This flower shop also sells shirts at the front counter but the display is so large that you can’t see the florist for the T’s.

You Might Also Like


My kid threatened to hold her breath until I gave her dessert. She’s now passed out on the kitchen floor. I don’t negotiate with terrorists.


I love going to Costco and pretending like I’ve never tried the food they’re sampling, like what’s an “Oreo”


Brad Pitt: Doc, did you ever see my movie “Seven” with me and Morgurt Freeman?
Doctor: I think you mean Morgan
Brad: Sorry, Morgurt Morgan


Double cheeseburgers don’t make you fat, eating them does.


I’m fresh out of hopes and dreams. Can I interest you in despair and disappointments?


Statistics show that the average person has sex 89 times a year….looks like I’m in for a flipping wild December


In terms of spelling difficulty, I think the word “average” is between easy and hard.

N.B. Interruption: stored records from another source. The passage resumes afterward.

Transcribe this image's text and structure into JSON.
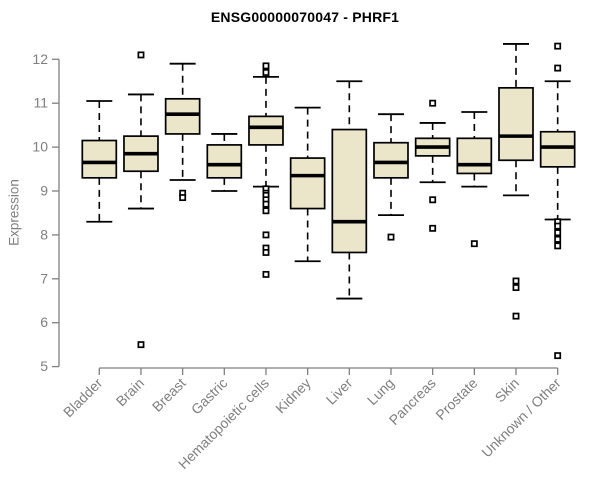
{
  "title": "ENSG00000070047 - PHRF1",
  "ylabel": "Expression",
  "chart_data": {
    "type": "boxplot",
    "title": "ENSG00000070047 - PHRF1",
    "xlabel": "",
    "ylabel": "Expression",
    "ylim": [
      5,
      12
    ],
    "yticks": [
      5,
      6,
      7,
      8,
      9,
      10,
      11,
      12
    ],
    "grid": false,
    "legend": "none",
    "box_fill_color": "#EBE5C9",
    "box_stroke_color": "#000000",
    "axis_color": "#808080",
    "label_color": "#7f7f7f",
    "categories": [
      "Bladder",
      "Brain",
      "Breast",
      "Gastric",
      "Hematopoietic cells",
      "Kidney",
      "Liver",
      "Lung",
      "Pancreas",
      "Prostate",
      "Skin",
      "Unknown / Other"
    ],
    "series": [
      {
        "name": "Bladder",
        "whisker_low": 8.3,
        "q1": 9.3,
        "median": 9.65,
        "q3": 10.15,
        "whisker_high": 11.05,
        "outliers": []
      },
      {
        "name": "Brain",
        "whisker_low": 8.6,
        "q1": 9.45,
        "median": 9.85,
        "q3": 10.25,
        "whisker_high": 11.2,
        "outliers": [
          12.1,
          5.5
        ]
      },
      {
        "name": "Breast",
        "whisker_low": 9.25,
        "q1": 10.3,
        "median": 10.75,
        "q3": 11.1,
        "whisker_high": 11.9,
        "outliers": [
          8.95,
          8.85
        ]
      },
      {
        "name": "Gastric",
        "whisker_low": 9.0,
        "q1": 9.3,
        "median": 9.6,
        "q3": 10.05,
        "whisker_high": 10.3,
        "outliers": []
      },
      {
        "name": "Hematopoietic cells",
        "whisker_low": 9.1,
        "q1": 10.05,
        "median": 10.45,
        "q3": 10.7,
        "whisker_high": 11.6,
        "outliers": [
          11.85,
          11.7,
          9.05,
          8.95,
          8.9,
          8.8,
          8.7,
          8.55,
          8.0,
          7.7,
          7.6,
          7.1
        ]
      },
      {
        "name": "Kidney",
        "whisker_low": 7.4,
        "q1": 8.6,
        "median": 9.35,
        "q3": 9.75,
        "whisker_high": 10.9,
        "outliers": []
      },
      {
        "name": "Liver",
        "whisker_low": 6.55,
        "q1": 7.6,
        "median": 8.3,
        "q3": 10.4,
        "whisker_high": 11.5,
        "outliers": []
      },
      {
        "name": "Lung",
        "whisker_low": 8.45,
        "q1": 9.3,
        "median": 9.65,
        "q3": 10.1,
        "whisker_high": 10.75,
        "outliers": [
          7.95
        ]
      },
      {
        "name": "Pancreas",
        "whisker_low": 9.2,
        "q1": 9.8,
        "median": 10.0,
        "q3": 10.2,
        "whisker_high": 10.55,
        "outliers": [
          11.0,
          8.8,
          8.15
        ]
      },
      {
        "name": "Prostate",
        "whisker_low": 9.1,
        "q1": 9.4,
        "median": 9.6,
        "q3": 10.2,
        "whisker_high": 10.8,
        "outliers": [
          7.8
        ]
      },
      {
        "name": "Skin",
        "whisker_low": 8.9,
        "q1": 9.7,
        "median": 10.25,
        "q3": 11.35,
        "whisker_high": 12.35,
        "outliers": [
          6.95,
          6.8,
          6.15
        ]
      },
      {
        "name": "Unknown / Other",
        "whisker_low": 8.35,
        "q1": 9.55,
        "median": 10.0,
        "q3": 10.35,
        "whisker_high": 11.5,
        "outliers": [
          12.3,
          11.8,
          8.3,
          8.2,
          8.05,
          7.9,
          7.75,
          5.25
        ]
      }
    ]
  }
}
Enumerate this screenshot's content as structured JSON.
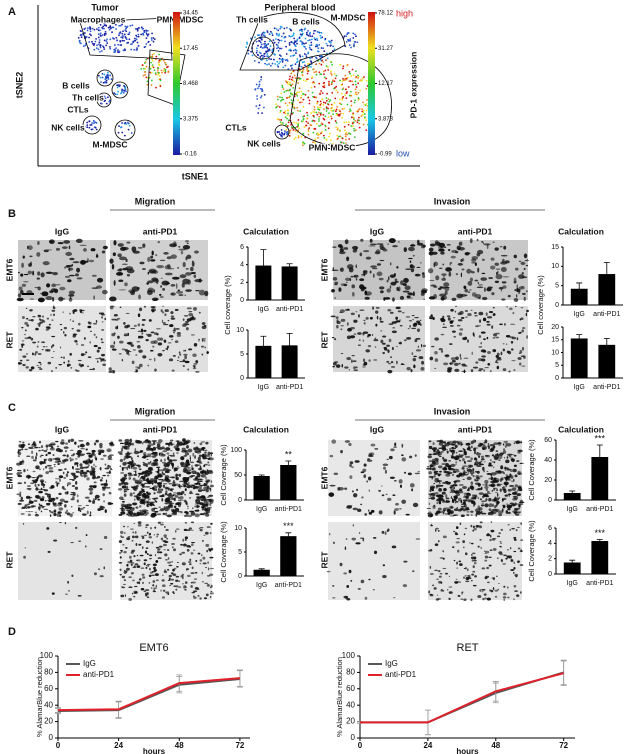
{
  "figure": {
    "panel_labels": [
      "A",
      "B",
      "C",
      "D"
    ],
    "tsne": {
      "x_label": "tSNE1",
      "y_label": "tSNE2",
      "colorbar_title": "PD-1 expression",
      "high": "high",
      "low": "low",
      "plots": [
        {
          "title": "Tumor",
          "populations": [
            "Macrophages",
            "PMN-MDSC",
            "B cells",
            "Th cells",
            "CTLs",
            "NK cells",
            "M-MDSC"
          ],
          "colorbar_ticks": [
            34.45,
            17.45,
            8.468,
            3.375,
            -0.16
          ]
        },
        {
          "title": "Peripheral blood",
          "populations": [
            "Th cells",
            "B cells",
            "M-MDSC",
            "CTLs",
            "NK cells",
            "PMN-MDSC"
          ],
          "colorbar_ticks": [
            78.12,
            31.27,
            12.17,
            3.873,
            -0.99
          ]
        }
      ]
    },
    "assays": [
      {
        "sections": [
          "Migration",
          "Invasion"
        ],
        "columns": [
          "IgG",
          "anti-PD1",
          "Calculation"
        ],
        "rows": [
          "EMT6",
          "RET"
        ]
      },
      {
        "sections": [
          "Migration",
          "Invasion"
        ],
        "columns": [
          "IgG",
          "anti-PD1",
          "Calculation"
        ],
        "rows": [
          "EMT6",
          "RET"
        ]
      }
    ]
  },
  "chart_data": [
    {
      "type": "bar",
      "categories": [
        "IgG",
        "anti-PD1"
      ],
      "values": [
        3.9,
        3.8
      ],
      "errors": [
        1.8,
        0.3
      ],
      "color": "#000000",
      "ylim": [
        0,
        6
      ],
      "yticks": [
        0,
        2,
        4,
        6
      ],
      "ylabel": "Cell coverage (%)"
    },
    {
      "type": "bar",
      "categories": [
        "IgG",
        "anti-PD1"
      ],
      "values": [
        6.7,
        6.8
      ],
      "errors": [
        2,
        2.5
      ],
      "color": "#000000",
      "ylim": [
        0,
        10
      ],
      "yticks": [
        0,
        5,
        10
      ]
    },
    {
      "type": "bar",
      "categories": [
        "IgG",
        "anti-PD1"
      ],
      "values": [
        4.2,
        8
      ],
      "errors": [
        1.5,
        3
      ],
      "color": "#000000",
      "ylim": [
        0,
        15
      ],
      "yticks": [
        0,
        5,
        10,
        15
      ],
      "ylabel": "Cell coverage (%)"
    },
    {
      "type": "bar",
      "categories": [
        "IgG",
        "anti-PD1"
      ],
      "values": [
        15.5,
        13
      ],
      "errors": [
        1.5,
        2.5
      ],
      "color": "#000000",
      "ylim": [
        0,
        20
      ],
      "yticks": [
        0,
        5,
        10,
        15,
        20
      ]
    },
    {
      "type": "bar",
      "categories": [
        "IgG",
        "anti-PD1"
      ],
      "values": [
        48,
        70
      ],
      "errors": [
        2,
        8
      ],
      "color": "#000000",
      "ylim": [
        0,
        100
      ],
      "yticks": [
        0,
        50,
        100
      ],
      "ylabel": "Cell Coverage (%)",
      "annotation": "**"
    },
    {
      "type": "bar",
      "categories": [
        "IgG",
        "anti-PD1"
      ],
      "values": [
        1.3,
        8.3
      ],
      "errors": [
        0.2,
        0.7
      ],
      "color": "#000000",
      "ylim": [
        0,
        10
      ],
      "yticks": [
        0,
        5,
        10
      ],
      "ylabel": "Cell Coverage (%)",
      "annotation": "***"
    },
    {
      "type": "bar",
      "categories": [
        "IgG",
        "anti-PD1"
      ],
      "values": [
        7,
        43
      ],
      "errors": [
        2,
        12
      ],
      "color": "#000000",
      "ylim": [
        0,
        60
      ],
      "yticks": [
        0,
        20,
        40,
        60
      ],
      "ylabel": "Cell Coverage (%)",
      "annotation": "***"
    },
    {
      "type": "bar",
      "categories": [
        "IgG",
        "anti-PD1"
      ],
      "values": [
        1.5,
        4.3
      ],
      "errors": [
        0.3,
        0.2
      ],
      "color": "#000000",
      "ylim": [
        0,
        6
      ],
      "yticks": [
        0,
        2,
        4,
        6
      ],
      "ylabel": "Cell Coverage (%)",
      "annotation": "***"
    },
    {
      "type": "line",
      "title": "EMT6",
      "x": [
        0,
        24,
        48,
        72
      ],
      "xlim": [
        0,
        76
      ],
      "xticks": [
        0,
        24,
        48,
        72
      ],
      "xlabel": "hours",
      "ylabel": "% AlamarBlue reduction",
      "ylim": [
        0,
        100
      ],
      "yticks": [
        0,
        20,
        40,
        60,
        80,
        100
      ],
      "series": [
        {
          "name": "IgG",
          "color": "#555555",
          "values": [
            33,
            34,
            65,
            72
          ],
          "errors": [
            3,
            10,
            10,
            10
          ]
        },
        {
          "name": "anti-PD1",
          "color": "#e0202a",
          "values": [
            34,
            35,
            67,
            73
          ],
          "errors": [
            3,
            10,
            10,
            10
          ]
        }
      ]
    },
    {
      "type": "line",
      "title": "RET",
      "x": [
        0,
        24,
        48,
        72
      ],
      "xlim": [
        0,
        76
      ],
      "xticks": [
        0,
        24,
        48,
        72
      ],
      "xlabel": "hours",
      "ylabel": "% AlamarBlue reduction",
      "ylim": [
        0,
        100
      ],
      "yticks": [
        0,
        20,
        40,
        60,
        80,
        100
      ],
      "series": [
        {
          "name": "IgG",
          "color": "#555555",
          "values": [
            19,
            19,
            55,
            80
          ],
          "errors": [
            1,
            15,
            12,
            15
          ]
        },
        {
          "name": "anti-PD1",
          "color": "#e0202a",
          "values": [
            19,
            19,
            57,
            79
          ],
          "errors": [
            1,
            15,
            12,
            15
          ]
        }
      ]
    }
  ]
}
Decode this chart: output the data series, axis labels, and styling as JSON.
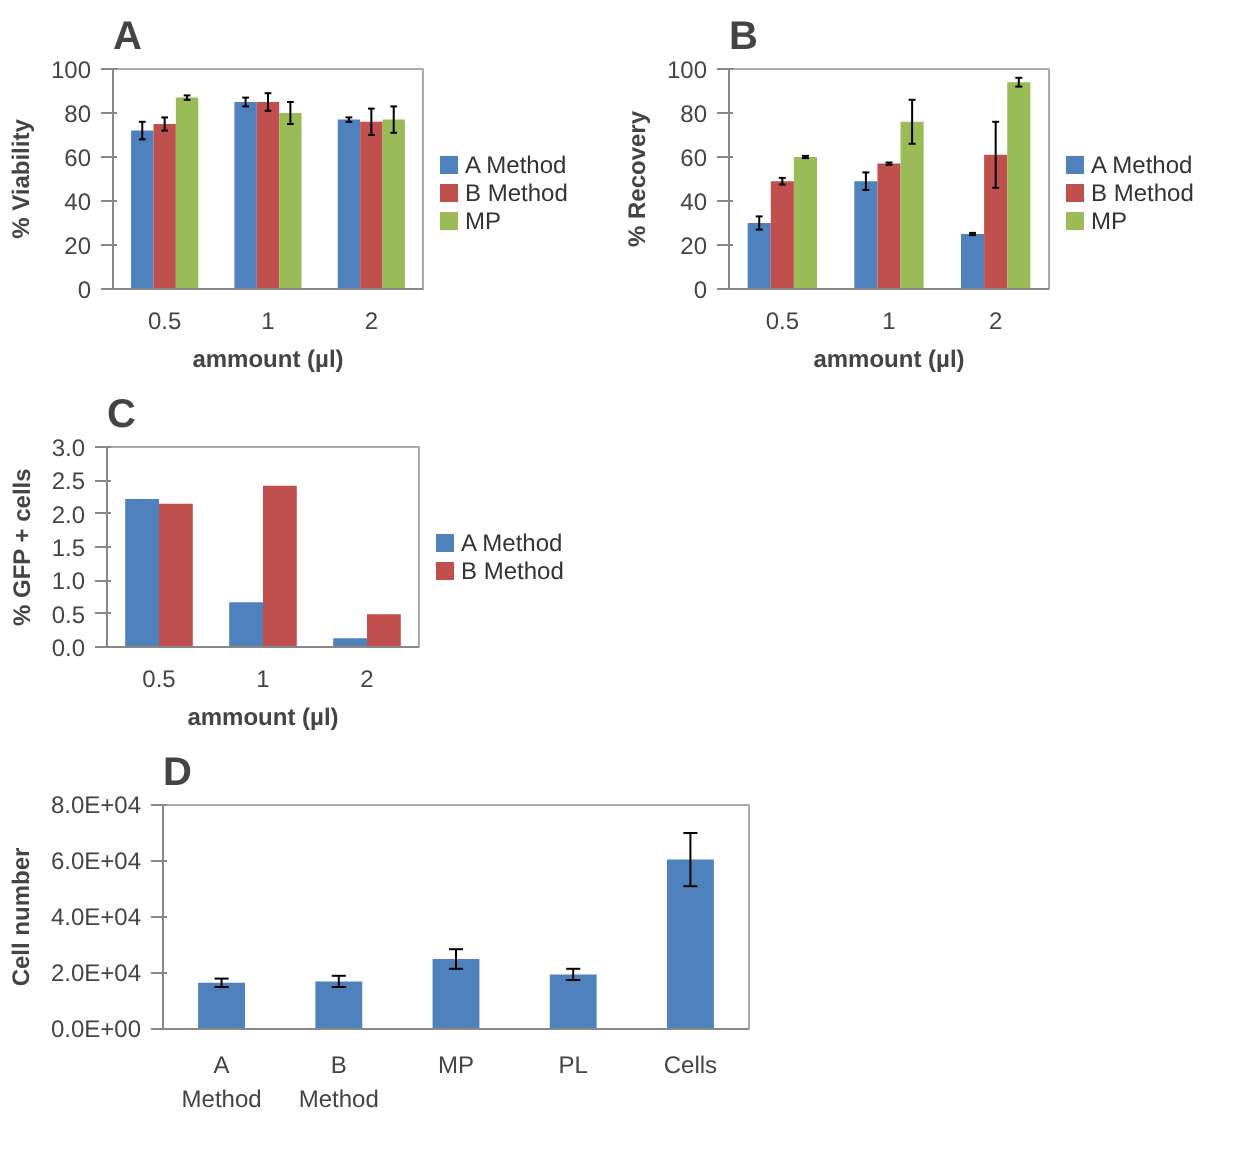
{
  "chart_data": [
    {
      "type": "bar",
      "title": "A",
      "xlabel": "ammount (µl)",
      "ylabel": "% Viability",
      "categories": [
        "0.5",
        "1",
        "2"
      ],
      "series": [
        {
          "name": "A Method",
          "color": "#4f81bd",
          "values": [
            72,
            85,
            77
          ],
          "errors": [
            4,
            2,
            1
          ]
        },
        {
          "name": "B Method",
          "color": "#c0504d",
          "values": [
            75,
            85,
            76
          ],
          "errors": [
            3,
            4,
            6
          ]
        },
        {
          "name": "MP",
          "color": "#9bbb59",
          "values": [
            87,
            80,
            77
          ],
          "errors": [
            1,
            5,
            6
          ]
        }
      ],
      "ylim": [
        0,
        100
      ],
      "yticks": [
        0,
        20,
        40,
        60,
        80,
        100
      ],
      "legend": "right",
      "grid": false
    },
    {
      "type": "bar",
      "title": "B",
      "xlabel": "ammount (µl)",
      "ylabel": "% Recovery",
      "categories": [
        "0.5",
        "1",
        "2"
      ],
      "series": [
        {
          "name": "A Method",
          "color": "#4f81bd",
          "values": [
            30,
            49,
            25
          ],
          "errors": [
            3,
            4,
            0.5
          ]
        },
        {
          "name": "B Method",
          "color": "#c0504d",
          "values": [
            49,
            57,
            61
          ],
          "errors": [
            1.5,
            0.5,
            15
          ]
        },
        {
          "name": "MP",
          "color": "#9bbb59",
          "values": [
            60,
            76,
            94
          ],
          "errors": [
            0.5,
            10,
            2
          ]
        }
      ],
      "ylim": [
        0,
        100
      ],
      "yticks": [
        0,
        20,
        40,
        60,
        80,
        100
      ],
      "legend": "right",
      "grid": false
    },
    {
      "type": "bar",
      "title": "C",
      "xlabel": "ammount (µl)",
      "ylabel": "% GFP + cells",
      "categories": [
        "0.5",
        "1",
        "2"
      ],
      "series": [
        {
          "name": "A Method",
          "color": "#4f81bd",
          "values": [
            2.22,
            0.67,
            0.13
          ]
        },
        {
          "name": "B Method",
          "color": "#c0504d",
          "values": [
            2.15,
            2.42,
            0.49
          ]
        }
      ],
      "ylim": [
        0,
        3
      ],
      "yticks": [
        {
          "value": 0,
          "label": "0.0"
        },
        {
          "value": 0.5,
          "label": "0.5"
        },
        {
          "value": 1,
          "label": "1.0"
        },
        {
          "value": 1.5,
          "label": "1.5"
        },
        {
          "value": 2,
          "label": "2.0"
        },
        {
          "value": 2.5,
          "label": "2.5"
        },
        {
          "value": 3,
          "label": "3.0"
        }
      ],
      "legend": "right",
      "grid": false
    },
    {
      "type": "bar",
      "title": "D",
      "ylabel": "Cell number",
      "categories": [
        "A Method",
        "B Method",
        "MP",
        "PL",
        "Cells"
      ],
      "series": [
        {
          "color": "#4f81bd",
          "values": [
            16500,
            17000,
            25000,
            19500,
            60500
          ],
          "errors": [
            1500,
            2000,
            3500,
            2000,
            9500
          ]
        }
      ],
      "ylim": [
        0,
        80000
      ],
      "yticks": [
        {
          "value": 0,
          "label": "0.0E+00"
        },
        {
          "value": 20000,
          "label": "2.0E+04"
        },
        {
          "value": 40000,
          "label": "4.0E+04"
        },
        {
          "value": 60000,
          "label": "6.0E+04"
        },
        {
          "value": 80000,
          "label": "8.0E+04"
        }
      ],
      "legend": false,
      "grid": false
    }
  ]
}
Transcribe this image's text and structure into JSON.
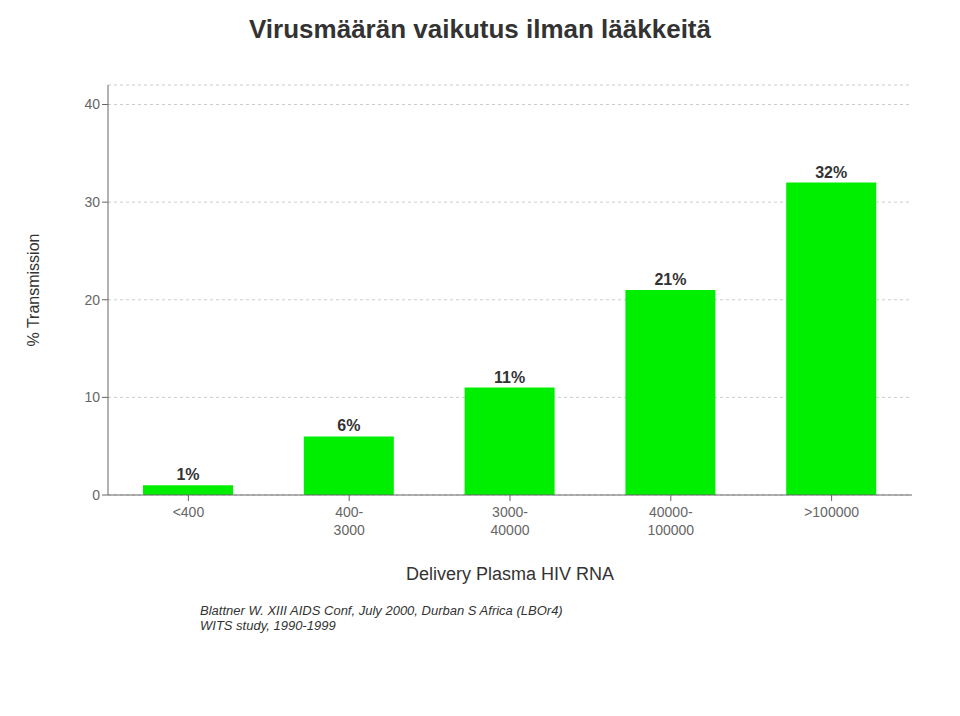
{
  "chart_data": {
    "type": "bar",
    "title": "Virusmäärän vaikutus ilman lääkkeitä",
    "categories": [
      "<400",
      "400-\n3000",
      "3000-\n40000",
      "40000-\n100000",
      ">100000"
    ],
    "values": [
      1,
      6,
      11,
      21,
      32
    ],
    "value_labels": [
      "1%",
      "6%",
      "11%",
      "21%",
      "32%"
    ],
    "data_labels": true,
    "color": "#00EE00",
    "xlabel": "Delivery Plasma HIV RNA",
    "ylabel": "% Transmission",
    "ylim": [
      0,
      42
    ],
    "yticks": [
      0,
      10,
      20,
      30,
      40
    ],
    "grid": true,
    "annotations": [
      "Blattner W.  XIII AIDS Conf, July 2000, Durban S Africa (LBOr4)\nWITS study, 1990-1999"
    ]
  }
}
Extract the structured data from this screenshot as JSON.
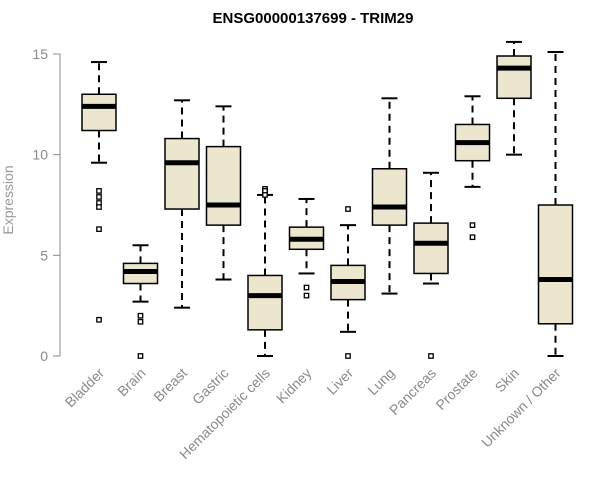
{
  "colors": {
    "box_fill": "#ede6cf",
    "stroke": "#000000",
    "axis": "#8a8a8a",
    "text": "#8a8a8a"
  },
  "chart_data": {
    "type": "boxplot",
    "title": "ENSG00000137699 - TRIM29",
    "xlabel": "",
    "ylabel": "Expression",
    "ylim": [
      0,
      15
    ],
    "yticks": [
      0,
      5,
      10,
      15
    ],
    "categories": [
      "Bladder",
      "Brain",
      "Breast",
      "Gastric",
      "Hematopoietic cells",
      "Kidney",
      "Liver",
      "Lung",
      "Pancreas",
      "Prostate",
      "Skin",
      "Unknown / Other"
    ],
    "boxes": [
      {
        "name": "Bladder",
        "whisker_low": 9.6,
        "q1": 11.2,
        "median": 12.4,
        "q3": 13.0,
        "whisker_high": 14.6,
        "outliers": [
          8.2,
          7.9,
          7.6,
          7.4,
          6.3,
          1.8
        ]
      },
      {
        "name": "Brain",
        "whisker_low": 2.7,
        "q1": 3.6,
        "median": 4.2,
        "q3": 4.6,
        "whisker_high": 5.5,
        "outliers": [
          2.0,
          1.7,
          0.0
        ]
      },
      {
        "name": "Breast",
        "whisker_low": 2.4,
        "q1": 7.3,
        "median": 9.6,
        "q3": 10.8,
        "whisker_high": 12.7,
        "outliers": []
      },
      {
        "name": "Gastric",
        "whisker_low": 3.8,
        "q1": 6.5,
        "median": 7.5,
        "q3": 10.4,
        "whisker_high": 12.4,
        "outliers": []
      },
      {
        "name": "Hematopoietic cells",
        "whisker_low": 0.0,
        "q1": 1.3,
        "median": 3.0,
        "q3": 4.0,
        "whisker_high": 8.0,
        "outliers": [
          8.3,
          8.2,
          8.0
        ]
      },
      {
        "name": "Kidney",
        "whisker_low": 4.1,
        "q1": 5.3,
        "median": 5.8,
        "q3": 6.4,
        "whisker_high": 7.8,
        "outliers": [
          3.4,
          3.0
        ]
      },
      {
        "name": "Liver",
        "whisker_low": 1.2,
        "q1": 2.8,
        "median": 3.7,
        "q3": 4.5,
        "whisker_high": 6.5,
        "outliers": [
          7.3,
          0.0
        ]
      },
      {
        "name": "Lung",
        "whisker_low": 3.1,
        "q1": 6.5,
        "median": 7.4,
        "q3": 9.3,
        "whisker_high": 12.8,
        "outliers": []
      },
      {
        "name": "Pancreas",
        "whisker_low": 3.6,
        "q1": 4.1,
        "median": 5.6,
        "q3": 6.6,
        "whisker_high": 9.1,
        "outliers": [
          0.0
        ]
      },
      {
        "name": "Prostate",
        "whisker_low": 8.4,
        "q1": 9.7,
        "median": 10.6,
        "q3": 11.5,
        "whisker_high": 12.9,
        "outliers": [
          6.5,
          5.9
        ]
      },
      {
        "name": "Skin",
        "whisker_low": 10.0,
        "q1": 12.8,
        "median": 14.3,
        "q3": 14.9,
        "whisker_high": 15.6,
        "outliers": []
      },
      {
        "name": "Unknown / Other",
        "whisker_low": 0.0,
        "q1": 1.6,
        "median": 3.8,
        "q3": 7.5,
        "whisker_high": 15.1,
        "outliers": []
      }
    ]
  }
}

Guy on SportsCenter just said Tiger Woods is “swinging a mean stick”, so look out, ladies. He’s back.


They named it Galaxy Note because when you take this thing out of your pocket, the entire Galaxy can note that it’s been taken out.


Mom: Wanna help gift rap?
Me: In West Philadelphia born and raised on the playgro– oh you mean WRAP? Nah homegirl you’re on your own.